Sports

Redskins' Haynesworth butting heads with teammates

Phillip Daniels' emotions swelled to the point that the Washington Redskins veteran defensive lineman had to stop and gather himself as he spoke about Albert Haynesworth.

Phillip Daniels' emotions swelled to the point that the Washington Redskins veteran defensive lineman had to stop and gather himself as he spoke about Albert Haynesworth.

When Daniels resumed, the words were candid and stern.

"I've been through 15 seasons and I ain't won [anything]. So what I'm saying is if I can come out here and do this, don't tell me that you can't do it," Daniels said Monday. "I want every guy on this team to do well. I want you to realize that if you ain't all in, you don't need to be here.

"That's my point. I'm tired of going through season after season where we lose games that we should win, guys not doing the right thing, guys not putting the best effort in, whatever it may be. I'm tried of that, man. We deserve better."

The Redskins have a Haynesworth headache that just won't go away, even in December with Washington (5-7) essentially out of the playoff picture and morphing into wait'll-next-year mode.

The two-time All-Pro who skipped off-season workouts, boycotted a mandatory minicamp, needed 10 days to pass a conditioning test at training camp and did all he could to resist a change in the defensive scheme apparently got sick last week.

He didn't have a good practice Thursday, according to coach Mike Shanahan, then showed up late Friday and was limited because of the unspecified illness.

Shanahan thus decided to make Haynesworth inactive for Sunday's game against the New York Giants, but the coach didn't let the decision be known until shortly before kickoff. The move created a distraction in the locker-room, the last thing needed before a road game against a division rival.

Haynesworth probably wouldn't have made much difference in the 31-7 beatdown, but the episode further isolated the player with the $100 million US contract and raised questions as to whether he and Shanahan will ever be compatible.

"It's always something else," Daniels said. "I just wish the team could stay focused and not worry about things like this. When I come to the locker room on game day, I expect guys to be ready to go and play. I don't expect to get a surprise. ... At the same time I can understand why it happened. I'm not questioning the coach's decision at all."

Shanahan said Monday he plans to meet with Haynesworth and won't discuss anything about the matter until Wednesday, after the meeting has taken place. The coach declined to say whether Haynesworth will remain on the roster for the rest of the season.

"I think it's fair for me to talk to him before I talk to you," Shanahan told reporters.

Shanahan also defended his decision to wait until Sunday morning to announce that Haynesworth would be inactive, saying he always waits until the last minute to reveal inactives as a matter of strategy.

Daniels said the distractions involving Haynesworth are "not healthy" for the team and that it "drags you down." He called Haynesworth a "great person" who "tries for the most part to fit in," but Daniels also cited a slogan from college — "Big team, little me" — and said that's the part Haynesworth doesn't get.

"That's what I go out there and play for every day – my teammates," Daniels said. "And I think that's the part of the game that really skipped by him."

Daniels said he hasn't missed a practice this season at age 37, even though he's been sick recently.

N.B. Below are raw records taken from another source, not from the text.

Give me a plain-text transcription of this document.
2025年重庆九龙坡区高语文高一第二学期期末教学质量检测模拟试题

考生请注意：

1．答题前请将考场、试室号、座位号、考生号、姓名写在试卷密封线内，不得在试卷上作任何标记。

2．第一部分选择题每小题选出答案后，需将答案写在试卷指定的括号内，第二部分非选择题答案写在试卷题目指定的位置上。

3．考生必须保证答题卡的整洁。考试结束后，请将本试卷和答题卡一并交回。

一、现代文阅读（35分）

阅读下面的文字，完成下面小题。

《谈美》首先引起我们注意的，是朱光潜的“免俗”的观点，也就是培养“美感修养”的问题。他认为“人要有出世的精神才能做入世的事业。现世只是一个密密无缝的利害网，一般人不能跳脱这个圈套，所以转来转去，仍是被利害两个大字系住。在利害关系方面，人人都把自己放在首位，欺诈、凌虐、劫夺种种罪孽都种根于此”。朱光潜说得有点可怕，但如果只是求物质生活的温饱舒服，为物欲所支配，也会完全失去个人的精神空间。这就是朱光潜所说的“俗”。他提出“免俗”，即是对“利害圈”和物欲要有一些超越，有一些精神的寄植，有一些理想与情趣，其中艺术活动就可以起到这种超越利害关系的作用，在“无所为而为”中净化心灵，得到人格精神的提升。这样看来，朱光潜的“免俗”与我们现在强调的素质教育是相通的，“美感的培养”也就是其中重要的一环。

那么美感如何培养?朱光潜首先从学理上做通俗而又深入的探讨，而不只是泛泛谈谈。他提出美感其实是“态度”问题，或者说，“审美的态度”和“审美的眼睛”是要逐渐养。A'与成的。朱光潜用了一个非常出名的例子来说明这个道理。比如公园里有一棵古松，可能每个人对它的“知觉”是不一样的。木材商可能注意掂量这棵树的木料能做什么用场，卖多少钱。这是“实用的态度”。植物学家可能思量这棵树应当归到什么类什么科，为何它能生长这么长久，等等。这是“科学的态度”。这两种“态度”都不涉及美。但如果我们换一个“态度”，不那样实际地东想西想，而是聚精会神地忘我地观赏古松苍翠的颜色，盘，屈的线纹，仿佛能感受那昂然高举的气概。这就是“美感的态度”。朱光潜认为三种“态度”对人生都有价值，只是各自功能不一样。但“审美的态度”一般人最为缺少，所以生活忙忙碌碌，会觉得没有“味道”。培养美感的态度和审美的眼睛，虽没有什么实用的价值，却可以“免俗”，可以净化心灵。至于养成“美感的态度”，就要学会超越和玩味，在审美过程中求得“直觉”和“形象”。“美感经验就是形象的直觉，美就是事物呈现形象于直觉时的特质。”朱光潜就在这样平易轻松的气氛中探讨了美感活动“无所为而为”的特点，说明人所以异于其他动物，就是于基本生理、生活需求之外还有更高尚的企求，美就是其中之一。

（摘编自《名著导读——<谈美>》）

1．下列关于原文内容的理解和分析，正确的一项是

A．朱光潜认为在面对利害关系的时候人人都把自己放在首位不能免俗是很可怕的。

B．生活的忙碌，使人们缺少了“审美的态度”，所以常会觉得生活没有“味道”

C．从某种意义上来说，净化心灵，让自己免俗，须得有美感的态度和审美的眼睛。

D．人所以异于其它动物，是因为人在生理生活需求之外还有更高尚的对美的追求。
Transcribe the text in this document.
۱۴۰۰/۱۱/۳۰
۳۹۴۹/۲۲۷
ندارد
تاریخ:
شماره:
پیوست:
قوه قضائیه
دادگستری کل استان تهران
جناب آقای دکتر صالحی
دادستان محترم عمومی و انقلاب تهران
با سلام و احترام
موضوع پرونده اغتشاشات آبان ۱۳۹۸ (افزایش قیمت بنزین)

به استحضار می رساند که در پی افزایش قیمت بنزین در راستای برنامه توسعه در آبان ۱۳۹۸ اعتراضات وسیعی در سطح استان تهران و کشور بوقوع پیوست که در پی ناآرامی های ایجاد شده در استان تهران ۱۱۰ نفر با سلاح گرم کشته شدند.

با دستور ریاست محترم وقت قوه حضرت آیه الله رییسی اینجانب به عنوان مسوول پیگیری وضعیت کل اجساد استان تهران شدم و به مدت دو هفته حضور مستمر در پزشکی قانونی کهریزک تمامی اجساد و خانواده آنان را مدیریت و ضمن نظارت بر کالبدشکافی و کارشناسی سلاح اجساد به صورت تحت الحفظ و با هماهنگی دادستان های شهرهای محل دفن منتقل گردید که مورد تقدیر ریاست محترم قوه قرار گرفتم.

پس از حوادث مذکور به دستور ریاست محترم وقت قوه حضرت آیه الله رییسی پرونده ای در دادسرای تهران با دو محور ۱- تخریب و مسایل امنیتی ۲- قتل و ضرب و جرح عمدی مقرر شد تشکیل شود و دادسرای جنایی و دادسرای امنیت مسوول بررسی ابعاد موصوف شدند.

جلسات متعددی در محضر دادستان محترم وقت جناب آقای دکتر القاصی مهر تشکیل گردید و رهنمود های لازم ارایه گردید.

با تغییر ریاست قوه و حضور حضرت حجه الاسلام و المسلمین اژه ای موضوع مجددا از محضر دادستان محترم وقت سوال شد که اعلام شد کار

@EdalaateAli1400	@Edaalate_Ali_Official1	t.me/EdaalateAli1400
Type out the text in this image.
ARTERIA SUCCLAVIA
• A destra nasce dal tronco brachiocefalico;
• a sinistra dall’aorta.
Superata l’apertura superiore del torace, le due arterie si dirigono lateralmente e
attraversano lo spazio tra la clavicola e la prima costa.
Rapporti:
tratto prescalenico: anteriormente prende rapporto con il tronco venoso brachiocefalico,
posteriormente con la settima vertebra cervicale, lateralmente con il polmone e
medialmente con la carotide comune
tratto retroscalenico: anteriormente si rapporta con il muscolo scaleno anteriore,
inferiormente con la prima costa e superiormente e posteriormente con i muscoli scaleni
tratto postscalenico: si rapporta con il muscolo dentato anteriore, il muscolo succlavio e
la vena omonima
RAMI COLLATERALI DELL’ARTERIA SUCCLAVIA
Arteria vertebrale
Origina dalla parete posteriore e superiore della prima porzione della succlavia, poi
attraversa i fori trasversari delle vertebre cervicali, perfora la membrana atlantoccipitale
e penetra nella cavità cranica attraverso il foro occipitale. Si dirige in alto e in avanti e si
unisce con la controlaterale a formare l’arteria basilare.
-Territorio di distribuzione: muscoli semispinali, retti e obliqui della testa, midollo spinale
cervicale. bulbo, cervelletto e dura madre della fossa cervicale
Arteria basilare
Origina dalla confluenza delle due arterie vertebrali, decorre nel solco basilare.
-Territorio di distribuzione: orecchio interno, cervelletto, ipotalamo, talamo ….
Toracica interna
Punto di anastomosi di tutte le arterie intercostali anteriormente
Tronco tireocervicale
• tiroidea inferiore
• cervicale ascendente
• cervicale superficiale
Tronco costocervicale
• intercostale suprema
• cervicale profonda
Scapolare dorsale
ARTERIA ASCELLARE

He says he supported Shanahan's decision because it put the team first.

"He's not going to let one guy, one person, come in here and destroy what we have," Daniels said. "You put the team first when you think about the future and things that we've got to do. If you don't practice, you don't play -- and that's putting the team first."

Daniels said his feelings are echoed by his teammates.

"Guys don't want to say it, but guys feel the same way, man," Daniels said. "I'm a guy that I'm going to tell you the truth, and I'm going to tell you how it is. I'm not going to hide behind anything. I would love for things to work out with him. If he put everything he had into football — I'm talking about the workout part of it, the weight room, just the learning the game, the studying of the game — he would be no doubt the NFL player of the year."

The outstanding question, then, is whether Haynesworth can change. He also had a less-than-stellar work ethic reputation during his seven seasons with the Tennessee Titans before signing with the Redskins last year.

"I don't know how much he can change," Daniels said. "I think your DNA follows you in a lot of ways."

Other players weren't as forthright as Daniels, but several spoke of the Haynesworth issue as a distraction -- and indirectly stoked the debate as to whether Shanahan will want Haynesworth around next year.

"He's formulating to get his type of guys, the guys that he knows he can win with," linebacker London Fletcher said. "That's the nature of the business. You're either part of the problem or you're part of the solution, and you just hope to be part of the solution when all is said and done."